Very pleased to start the new series, The Opera Questionnaire, with Belgian journalist, producer, artist manager, blogger, and ForumOpera.com founder, Camille De Rijck. Find him on Twitter over here.
The work (or the scene) that is most likely to make a teenager intrigued by opera?
I think that a grand finale or a large ensemble performing concertante still remain unique to opera. It’s what ultimately convinced Victor Hugo regarding Verdi’s adaptation of Le roi s’amuse (which became Rigoletto): the fact that each character within a quartet can express different feelings at the same time, and still remain comprehensible. So in this sense: maybe the finale of the second act of Nozze di Figaro?
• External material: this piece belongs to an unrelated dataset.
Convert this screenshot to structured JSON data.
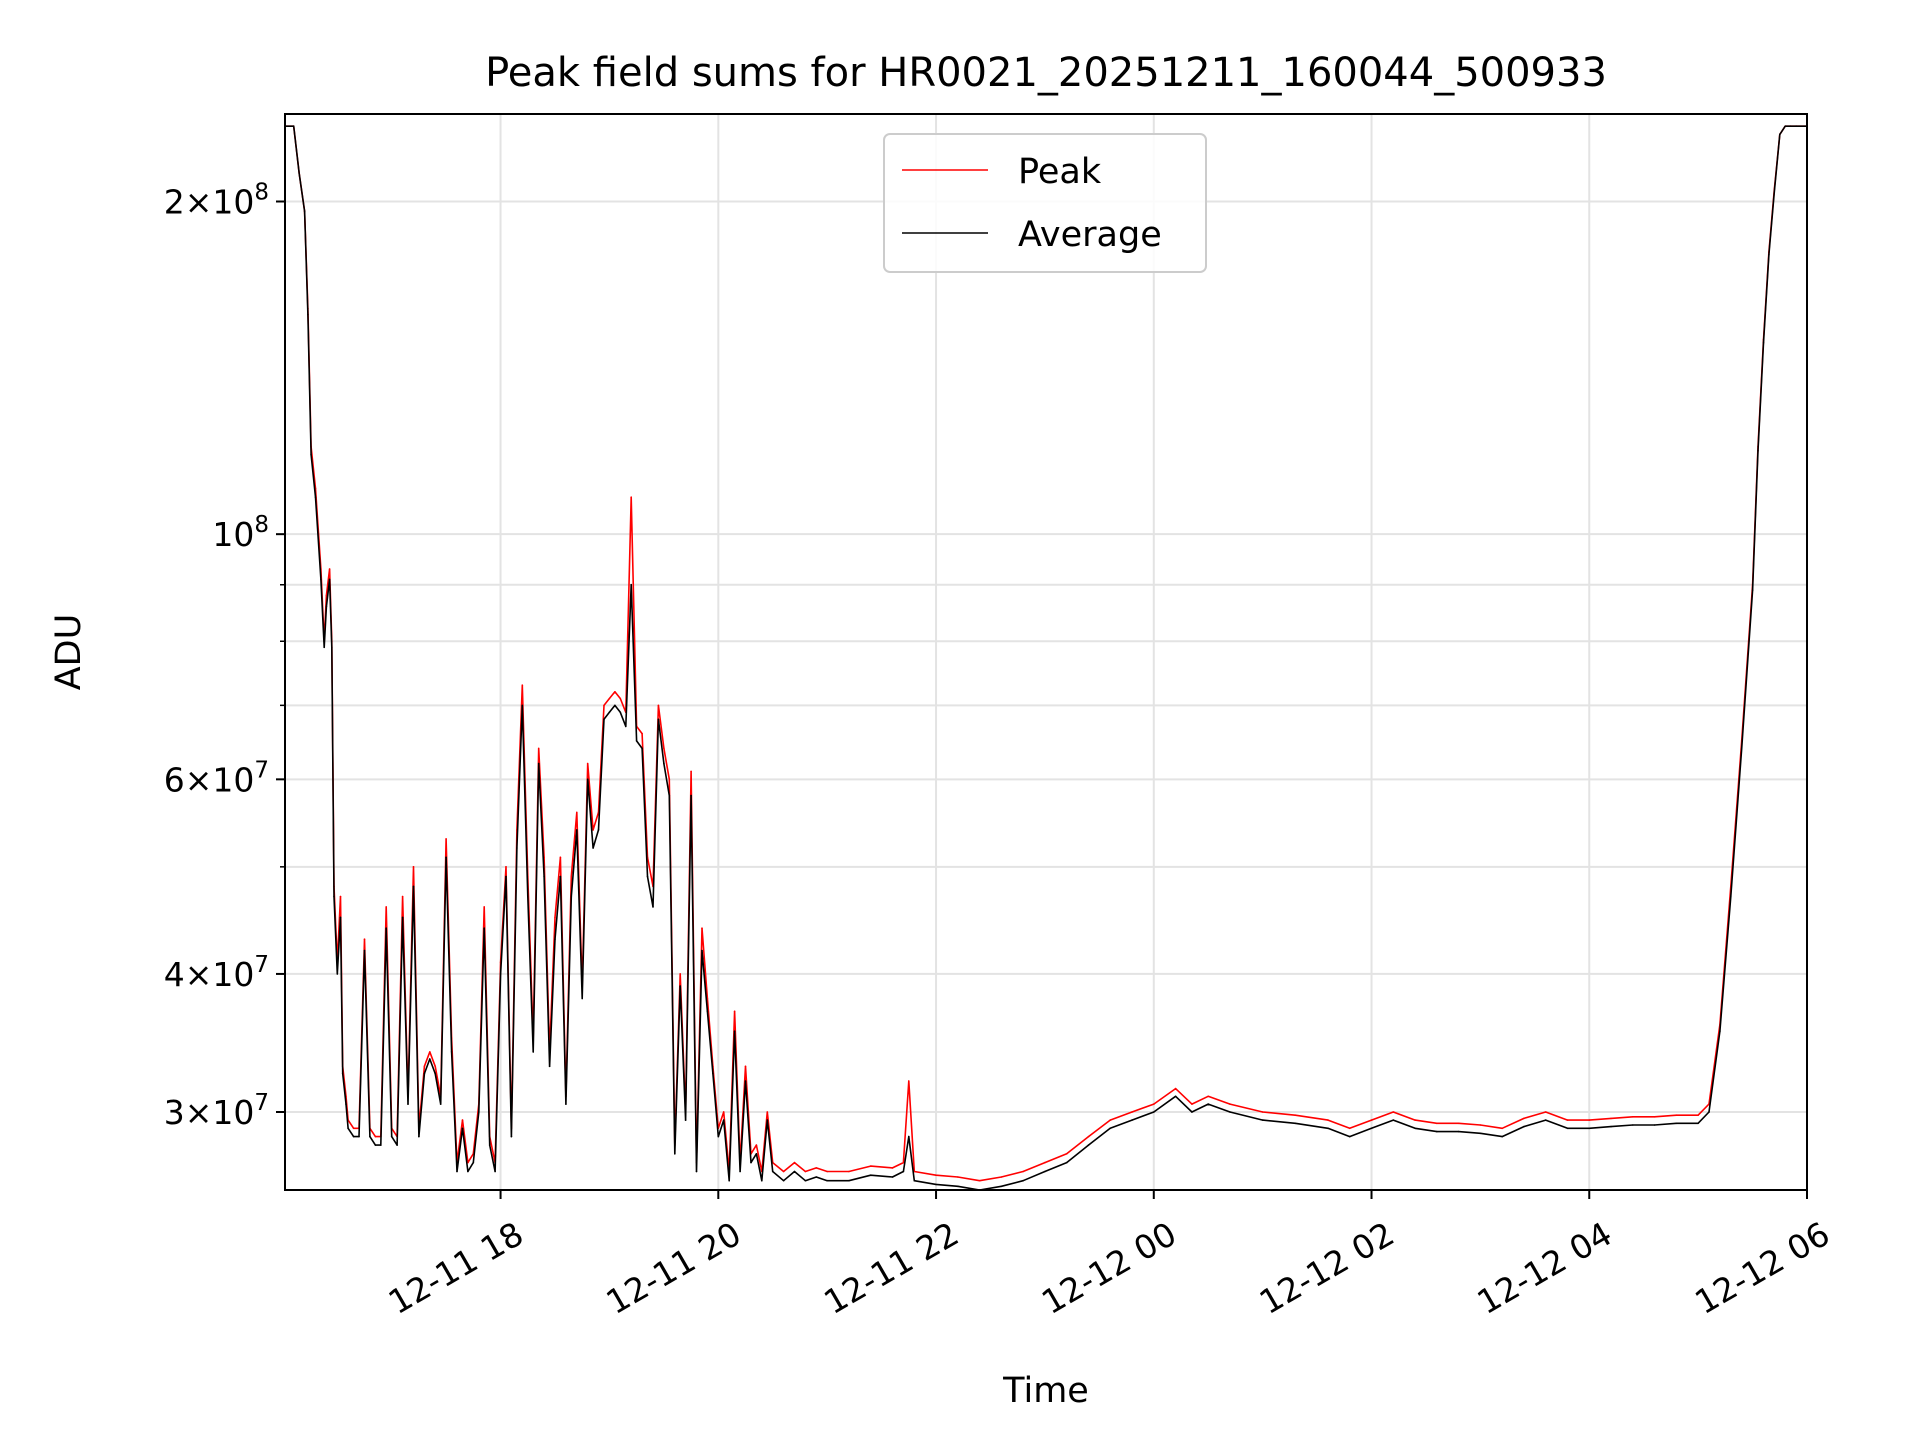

The opera (or the scene) with which to intrigue a pop-music-savvy adult?
Something that will click with their musical universe. I have a friend who loves death metal. He takes me to hear groups like “Cannibal Corpse” or “Dying Fetus”. I was surprised to discover how open he was to the contemporary classical music, and maybe this is because its language in some way relates to the sound fog and the violence of the death metal. But the best bridge for the pop music aficionados is probably the musical. Passing from Hairspray to Sondheim to arrive at Puccini seems to me a reasonable trajectory.
And a film buff?
Probably an opera with a libretto based on a text that was also adopted for film and theatre. Schnitzler’s La Ronde was adopted for the screen by Max Ophuls and made into an opera by Philippe Boesmans [as Reigen in 1993 at La Monnaie – ed]. Shakespeare’s Richard III had many cinematic adaptations – a recent notable one is the 1995 film with the incredible Ian McKellen – but was also adapted for opera by Battistelli. There are many other examples.
The best argument to use with opera traditionalists who argue that productions should be done the one “faithful” way and no other way?
It’s an old and well-known argument: opera isn’t a museological art. So that it can continue to be alive and well, we need to allow room for re-creation. And I think it’s fine to expect that this re-creation be respectful.
Have you ever been moved to tears at the opera?
I don’t think so, no.
Have you ever nearly dozed off at the opera?
Oh yes, frequently. You come across a lot of bad stuff on stage. Truth be told, I am surprised when I don’t nod off. It’s rare.
What kind of behaviour by the fellow audience members do you easily tolerate and what kind inevitably distracts?
I like when people show their enthusiasm – when they let the performers hear that there’s a lively audience in the theatre. Thunderous applause, for instance, I love.
Name three performances about which you always say to your friends, “You had to be there…!”
La Calisto Cavalli / Herbert Wernike
Agrippina Händel / McVicar
Athys Lully / Villégier
A piece that illustrates how well opera understands love or desire.
I’ve recently discovered a duo from one of Handel’s operas, Sosarme, and I was struck by the infinite sensuality of the lines that interweave: “Per le porte del tormento”.
A piece that shows that in effect opera is as political as art gets.
“Vittoria! Vittoria!” that Cavaradossi sings in Tosca.
The Met in HD – overall good (popularizing opera) or overall not so good (taking away the audiences from the local, less glamourous live productions; reinforcing “lookism” for singers)?
I have to say I don’t own a TV and the idea of going to the cinema to watch opera flat out depresses me. Stage, at least, means a direct contact with the voice. If there’s a cinematic screen between us and the performance, it doesn’t really work. But on principle, the HD transmissions are a wonderful idea if they end up inspiring people to go to see live opera.
A composer that never ceases to amaze?
Rossini, because he’s always more complex than we give him credit for. Berlioz, for his ingeniously madcap way with the orchestra. And Mozart, for all the obvious reasons.
A work that keeps revealing new and new layers of meaning and pleasure each time?
Pelléas et Mélisande and maybe, to a lesser degree, Erwartung.